FOR a band who've been threatening to split up since before they released their first album, the Manic Street Preachers have oddly ended up as one of British rock's survival sagas, more than a decade since they first put Wales back on the musical map.

So whether releasing a greatest hits compilation at Christmas and, now, a 35-track, two-CD compilations of rarities and B-sides is finally the full stop at the end of their career remains to be seen.

Whatever it is, Lipstick Traces will have a place in the hearts of old-school Manics fans who would have turned their noses up at the glossy Forever Delayed best-of album.

Like many B-side albums, it gives a refreshing new perspective on the band, from across their six-album career - though it does remind you how limited the Manics' musical imagination was, compared to the angry, political and poetic intelligence they demonstrated in their lyrics.

You wonder how on earth songs as good as 4 Ever Delayed, Dead Trees And Traffic Islands and the venomous Holy Bible-era Judge Yr'Self didn't make it on to the albums.
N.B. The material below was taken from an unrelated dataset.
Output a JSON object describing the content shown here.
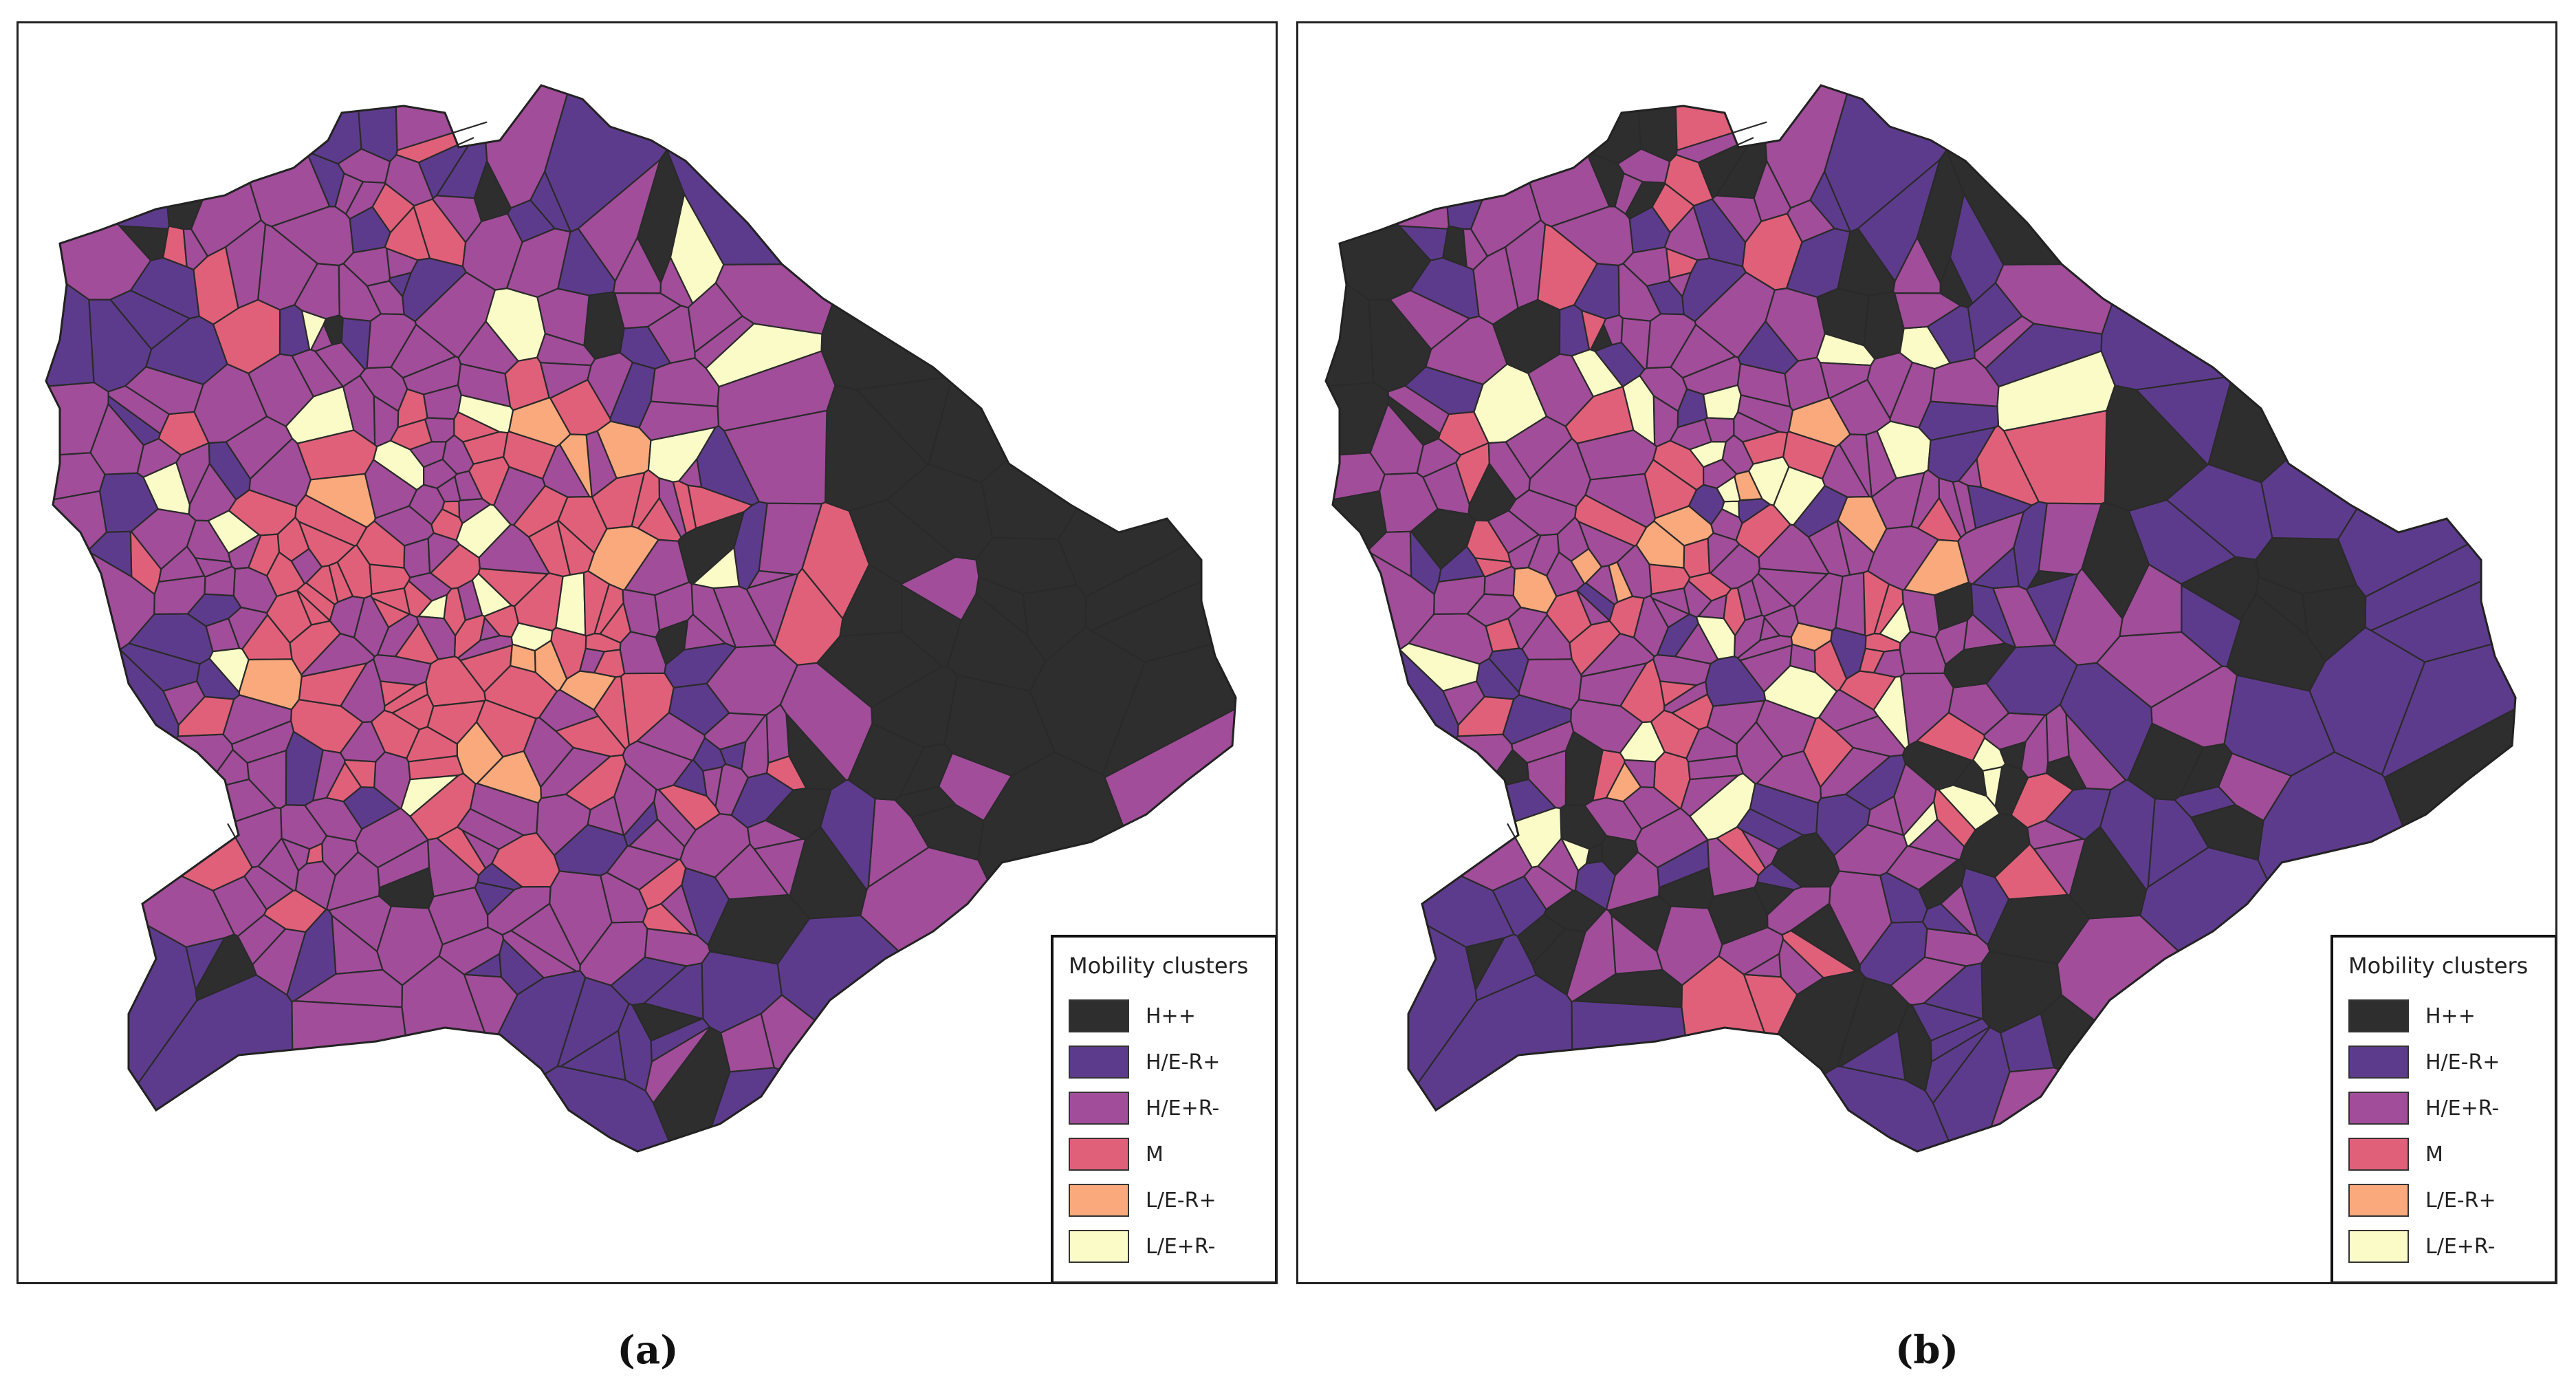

Meanwhile, Disc Two boasts cover versions - some wonder-fully unlikely - mostly culled from live shows.

Fellow Welsh countrymen Super Furry Animals also hit major label success in the mid-Nineties, but they never achieved the Manics' commercial peak, despite their likeable quirky and boldly experimental psychedelic pop.

Phantom Power, is full of warm melodies, lush, loose, arrangements and off-the-wall lyrics. Rustic blues influences and glam rock (single Golden Retriever) are added to the Super Furry recipe this time out, and they even go a bit Seventies metal on Out Of Control.

As ever, Gruff Rhys and friends are too much tied up in their own private universe to hit a universal chord, but more than ever, it's a pleasant place to visit.